By Constellation Protocol
Gives users the ability to create indices via smart contract, providing ownership of multiple underlying assets transparently.
Unlock is an index protocol that would allow the Stellar community to create and manage indices that provide exposure to various underlying assets. Unlock would achieve this with public-good smart contracts that provide the indexing functionality with meaningful utility in its own right, and as a component of more advanced DeFi products. The index protocol would enable a user to define two or more underlying assets, such as XLM and USDC, assign them a share of the overall “index” being tokenized, and create the resulting index token. Critically, Unlock’s approach would allow for the newly created tokenized asset to capture the proportional yield of underlying assets, unlocking diversification and yield-generating strategies, as well as enabling the move of Real World Assets on-chain.
Problem: While exposure to crypto, NFTs, and other on-chain assets provide opportunities to invest in the future of the internet, these assets lack many of the aspects of traditional financial instruments that enhance outcomes for market participants. Specifically, Web3 assets are inherently volatile and subject to meaningful price fluctuations and do not feature a straightforward way to diversify idiosyncratic risk. With traditional financial assets, intermediaries or “trusted” third parties provide indexed solutions that are responsible for purchasing the underlying assets and constructing the index to diversify risk. An indexed solution is particularly attractive for on-chain assets not only due to the diversification it can provide, but critically that it performs the indexing via smart contract, in a trustless manner.

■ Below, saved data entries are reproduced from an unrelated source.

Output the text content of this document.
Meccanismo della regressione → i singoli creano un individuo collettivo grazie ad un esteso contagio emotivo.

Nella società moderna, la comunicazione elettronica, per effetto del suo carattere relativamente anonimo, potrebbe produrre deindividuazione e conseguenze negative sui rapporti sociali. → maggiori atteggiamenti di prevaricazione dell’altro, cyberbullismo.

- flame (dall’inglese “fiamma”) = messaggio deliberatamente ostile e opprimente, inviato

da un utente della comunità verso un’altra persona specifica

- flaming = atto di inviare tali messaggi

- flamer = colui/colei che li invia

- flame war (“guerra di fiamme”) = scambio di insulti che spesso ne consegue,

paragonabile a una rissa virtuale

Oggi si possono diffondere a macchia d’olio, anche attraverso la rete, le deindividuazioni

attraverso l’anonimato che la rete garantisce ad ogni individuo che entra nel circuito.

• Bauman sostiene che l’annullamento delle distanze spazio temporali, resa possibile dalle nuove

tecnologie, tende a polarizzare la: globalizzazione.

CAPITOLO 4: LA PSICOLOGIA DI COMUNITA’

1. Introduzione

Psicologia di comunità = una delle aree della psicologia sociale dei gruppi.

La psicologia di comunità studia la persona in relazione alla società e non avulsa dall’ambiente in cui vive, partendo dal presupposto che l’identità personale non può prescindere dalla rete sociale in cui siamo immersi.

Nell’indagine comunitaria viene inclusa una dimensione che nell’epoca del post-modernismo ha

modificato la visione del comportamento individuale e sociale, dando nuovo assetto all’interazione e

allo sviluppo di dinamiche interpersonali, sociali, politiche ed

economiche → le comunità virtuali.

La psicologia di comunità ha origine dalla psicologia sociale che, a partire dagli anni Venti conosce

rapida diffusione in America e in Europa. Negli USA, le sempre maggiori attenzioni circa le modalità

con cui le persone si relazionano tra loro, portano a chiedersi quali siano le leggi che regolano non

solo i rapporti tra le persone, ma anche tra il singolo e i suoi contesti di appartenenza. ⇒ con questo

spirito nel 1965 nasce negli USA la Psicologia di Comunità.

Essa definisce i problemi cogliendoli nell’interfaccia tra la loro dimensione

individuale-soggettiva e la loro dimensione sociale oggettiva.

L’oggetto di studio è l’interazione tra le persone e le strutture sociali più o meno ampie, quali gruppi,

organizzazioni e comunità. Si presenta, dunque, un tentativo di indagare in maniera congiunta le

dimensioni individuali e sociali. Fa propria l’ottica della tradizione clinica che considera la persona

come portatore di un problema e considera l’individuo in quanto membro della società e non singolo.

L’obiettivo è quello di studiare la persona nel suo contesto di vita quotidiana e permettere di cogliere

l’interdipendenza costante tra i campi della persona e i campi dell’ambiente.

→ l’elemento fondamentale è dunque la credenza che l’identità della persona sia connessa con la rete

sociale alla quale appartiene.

How it works: Unlock will build upon and extend the Stellar Asset Contract (SAC), adding the concept of an index fund token that holds other tokens as underlying components. Index fund tokens (IFTs) have the property that they can only be minted by transferring each of the underlying assets in specific amounts to the IFT contract. The IFT contract also guarantees that fund tokens can always be redeemed (burned) in exchange for each of its components. This way, IFT holders can rely on the fund token’s net asset value (NAV = holdings of underlying components * price) being realizable. The Stellar Asset Contract can also be used to wrap native assets issued on the Stellar blockchain. This means the entire universe of transferable assets on Stellar today is ready to be used as components inside of fund tokens. Classic assets on Stellar come with powerful features that help both issuers and holders of assets have control over which counterparties they trust. IFTs can be configured to inherit the authorizations attached to components. For example, an IFT could respect the KYC/AML policies of each asset it holds. The attached diagram (Figure 1) shows how Unlock’s Token Factory smart contracts let users deploy a new index fund token by specifying an arbitrary-length array of SAC-wrapped classic assets and Soroban tokens as components.